Aquatic Ecosystem Metabolism
Bayesian Modeling of Ecosystem Metabolism Using Diel Oxygen Data
Quantifying rates of primary production and respiration (ecosystem metabolism) is critical to our understanding of energy flows and nutrient cycling, sources and fate of carbon, ecosystem trophic state, and food web dynamics in aquatic ecosystems. I am actively developing models of aquatic ecosystem metabolism, including Bayesian methods to estimate metabolic parameters (BaMM, for Bayesian Metabolic Model). These models use day-night (diel) cycles of O2 concentration, water temperature, and irradiance data to estimate probability distributions of ecosystem metabolic rates such as gross primary productivity, community respiration, and air-water gas exchange.

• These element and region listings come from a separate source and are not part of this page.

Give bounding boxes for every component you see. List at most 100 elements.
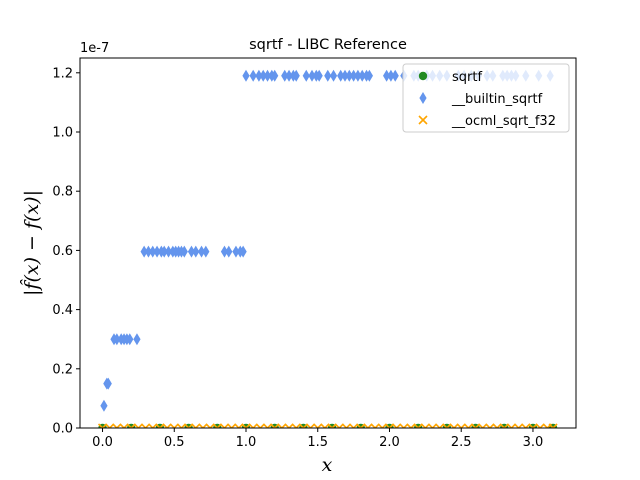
data-point (160, 245, 168, 258)
data-point (119, 423, 129, 428)
data-point (341, 423, 352, 428)
data-point (306, 423, 316, 428)
data-point (506, 423, 517, 428)
data-point (259, 69, 267, 82)
data-point (341, 69, 349, 82)
data-point (220, 245, 229, 258)
legend-marker (418, 115, 428, 125)
data-point (164, 245, 173, 258)
data-point (329, 69, 338, 82)
x-tick-label: 0.5 (164, 435, 185, 450)
data-point (548, 423, 558, 428)
y-tick-label: 0.0 (52, 422, 73, 437)
data-point (406, 423, 416, 428)
data-point (227, 423, 237, 428)
data-point (219, 423, 230, 428)
data-point (141, 423, 151, 428)
data-point (387, 69, 395, 82)
data-point (205, 423, 215, 428)
data-point (463, 423, 473, 428)
data-point (113, 333, 121, 346)
data-point (413, 423, 423, 428)
data-point (270, 423, 280, 428)
data-point (255, 423, 265, 428)
data-point (356, 423, 366, 428)
data-point (284, 423, 294, 428)
data-point (249, 69, 257, 82)
data-point (427, 423, 438, 428)
x-tick-label: 2.0 (379, 435, 400, 450)
data-point (337, 69, 345, 82)
data-point (198, 423, 208, 428)
data-point (528, 423, 538, 428)
data-point (345, 69, 353, 82)
y-tick-label: 0.2 (52, 362, 73, 377)
x-axis-label: x (322, 454, 333, 476)
data-point (383, 69, 391, 82)
legend: sqrtf __builtin_sqrtf __ocml_sqrt_f32 (402, 63, 570, 133)
y-axis: 0.0 0.2 0.4 0.6 0.8 1.0 1.2 (52, 66, 80, 437)
data-point (354, 69, 362, 82)
data-point (499, 423, 509, 428)
data-point (442, 423, 452, 428)
x-tick-label: 0.0 (92, 435, 113, 450)
data-point (350, 69, 358, 82)
data-point (242, 69, 250, 82)
data-point (315, 69, 323, 82)
data-point (239, 245, 247, 258)
data-point (471, 423, 481, 428)
data-point (133, 423, 143, 428)
y-tick-label: 0.4 (52, 303, 73, 318)
legend-box (402, 63, 570, 133)
data-point (392, 423, 402, 428)
data-point (281, 69, 289, 82)
x-tick-label: 1.5 (307, 435, 328, 450)
data-point (298, 423, 308, 428)
data-point (285, 69, 293, 82)
chart-title: sqrtf - LIBC Reference (249, 37, 407, 53)
data-point (105, 423, 115, 428)
data-point (514, 423, 524, 428)
data-point (234, 423, 244, 428)
data-point (302, 69, 310, 82)
legend-label: sqrtf (452, 70, 482, 85)
data-point (112, 423, 122, 428)
data-point (187, 245, 196, 258)
data-point (324, 69, 332, 82)
data-point (377, 423, 387, 428)
data-point (262, 423, 273, 428)
data-point (384, 423, 395, 428)
data-point (191, 423, 201, 428)
data-point (363, 423, 373, 428)
data-point (456, 423, 466, 428)
data-point (313, 423, 323, 428)
data-point (291, 423, 301, 428)
data-point (140, 245, 148, 258)
data-point (144, 245, 153, 258)
data-point (180, 245, 188, 258)
series-2 (97, 423, 558, 428)
y-axis-label: |f̂(x) − f(x)| (20, 190, 43, 296)
data-point (535, 423, 545, 428)
legend-marker (418, 71, 428, 81)
data-point (449, 423, 459, 428)
data-point (292, 69, 300, 82)
data-point (391, 69, 399, 82)
data-point (162, 423, 172, 428)
data-point (169, 423, 179, 428)
y-offset-label: 1e-7 (80, 41, 109, 56)
legend-label: __builtin_sqrtf (451, 92, 543, 107)
data-point (320, 423, 330, 428)
data-point (420, 423, 430, 428)
data-point (202, 245, 210, 258)
data-point (155, 423, 165, 428)
data-point (358, 69, 366, 82)
data-point (521, 423, 531, 428)
x-axis: 0.0 0.5 1.0 1.5 2.0 2.5 3.0 (92, 428, 543, 450)
data-point (492, 423, 502, 428)
y-tick-label: 0.8 (52, 185, 73, 200)
data-point (184, 423, 194, 428)
data-point (100, 399, 108, 412)
x-tick-label: 1.0 (236, 435, 257, 450)
data-point (97, 423, 108, 428)
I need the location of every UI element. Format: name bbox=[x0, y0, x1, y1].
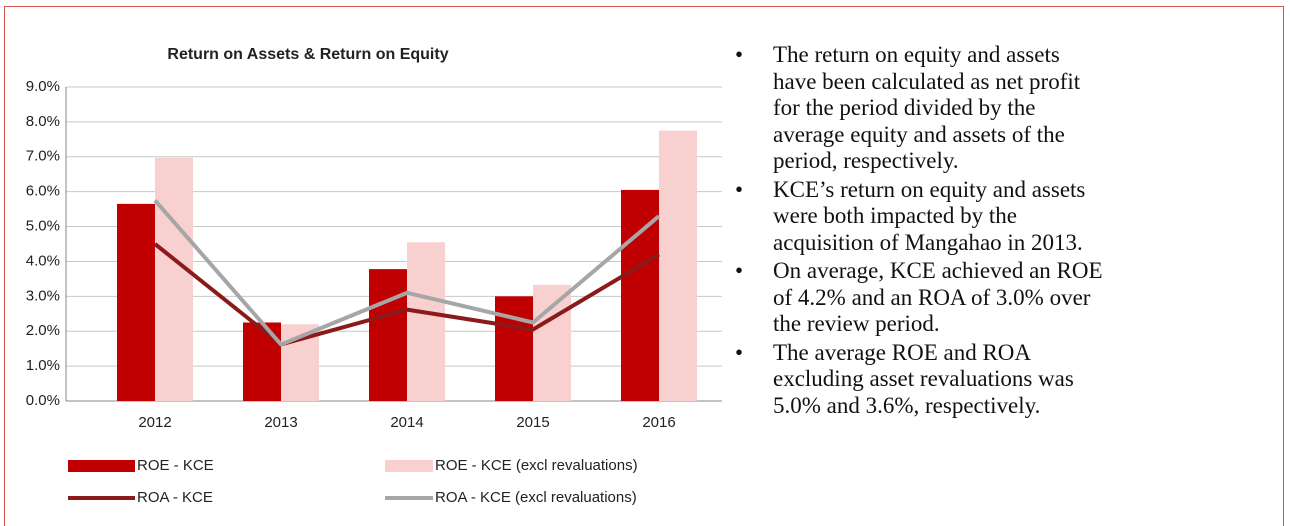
bar bbox=[369, 269, 407, 401]
y-tick-label: 8.0% bbox=[26, 113, 60, 130]
y-tick-label: 9.0% bbox=[26, 78, 60, 95]
y-tick-label: 4.0% bbox=[26, 252, 60, 269]
x-tick-label: 2016 bbox=[642, 414, 675, 431]
legend-label: ROE - KCE bbox=[137, 457, 214, 474]
bar bbox=[659, 130, 697, 401]
bar bbox=[243, 322, 281, 401]
y-tick-label: 1.0% bbox=[26, 357, 60, 374]
line bbox=[153, 199, 661, 347]
bullet: The return on equity and assets have bee… bbox=[735, 42, 1105, 175]
bullet: On average, KCE achieved an ROE of 4.2% … bbox=[735, 258, 1105, 338]
bar bbox=[495, 296, 533, 401]
legend-swatch bbox=[385, 460, 433, 472]
frame bbox=[4, 6, 1284, 526]
y-tick-label: 5.0% bbox=[26, 218, 60, 235]
bullet: KCE’s return on equity and assets were b… bbox=[735, 177, 1105, 257]
legend-label: ROE - KCE (excl revaluations) bbox=[435, 457, 638, 474]
bar bbox=[155, 157, 193, 401]
bullet: The average ROE and ROA excluding asset … bbox=[735, 340, 1105, 420]
notes: The return on equity and assets have bee… bbox=[735, 42, 1105, 421]
bar bbox=[407, 242, 445, 401]
bar bbox=[621, 189, 659, 401]
legend-label: ROA - KCE bbox=[137, 489, 213, 506]
bar bbox=[533, 284, 571, 401]
y-tick-label: 3.0% bbox=[26, 287, 60, 304]
x-tick-label: 2014 bbox=[390, 414, 423, 431]
y-tick-label: 2.0% bbox=[26, 322, 60, 339]
x-tick-label: 2012 bbox=[138, 414, 171, 431]
bar bbox=[117, 203, 155, 401]
x-tick-label: 2015 bbox=[516, 414, 549, 431]
legend-label: ROA - KCE (excl revaluations) bbox=[435, 489, 637, 506]
y-tick-label: 0.0% bbox=[26, 392, 60, 409]
chart: Return on Assets & Return on Equity 0.0%… bbox=[26, 46, 722, 506]
y-tick-label: 7.0% bbox=[26, 148, 60, 165]
chart-title: Return on Assets & Return on Equity bbox=[167, 46, 448, 63]
legend-swatch bbox=[68, 460, 135, 472]
y-tick-label: 6.0% bbox=[26, 183, 60, 200]
x-tick-label: 2013 bbox=[264, 414, 297, 431]
line bbox=[153, 242, 661, 347]
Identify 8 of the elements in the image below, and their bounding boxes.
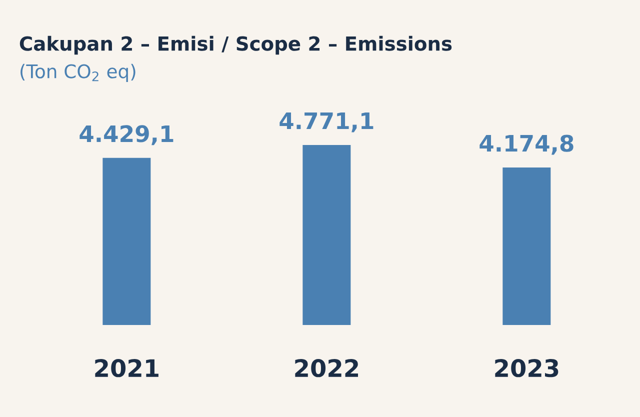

Holtgrieve et al. (2010) Simultaneous quantification of aquatic ecosystem metabolism and re-aeration using a Bayesian statistical model of oxygen dynamics. Limnology and Oceanography 55 (3): 1047–1063.
Parameterizing Air-Water Gas Exchange
Aquatic ecosystems accumulate material from their surrounding watersheds and as a result play a critical role in the global carbon cycle. One of the most challenging aspects in determining fluxes of carbon—or other biogenic gasses such as oxygen—through aquatic ecosystems is understanding the rate in which these gases exchange with the atmosphere and the physical factors that control this process. The BaMM model provides a new way to estimate the gas transfer velocity directly from dissolved oxygen data by exploiting the large amount of information contained in continuous data. I am also working on a meta-analysis of dual-tracer gas-transfer data to better understand uncertainties in CO2 uptake by the oceans as well as collaborative projects to determine biogeophysical drivers of gas transfer in streams and lakes.
Alin et al. (2011) Physical controls on carbon dioxide transfer velocity and flux in low-gradient river systems and implications for regional carbon budgets. J. Geophysical Research, 116, G01009, doi:10.1029/2010JG001398.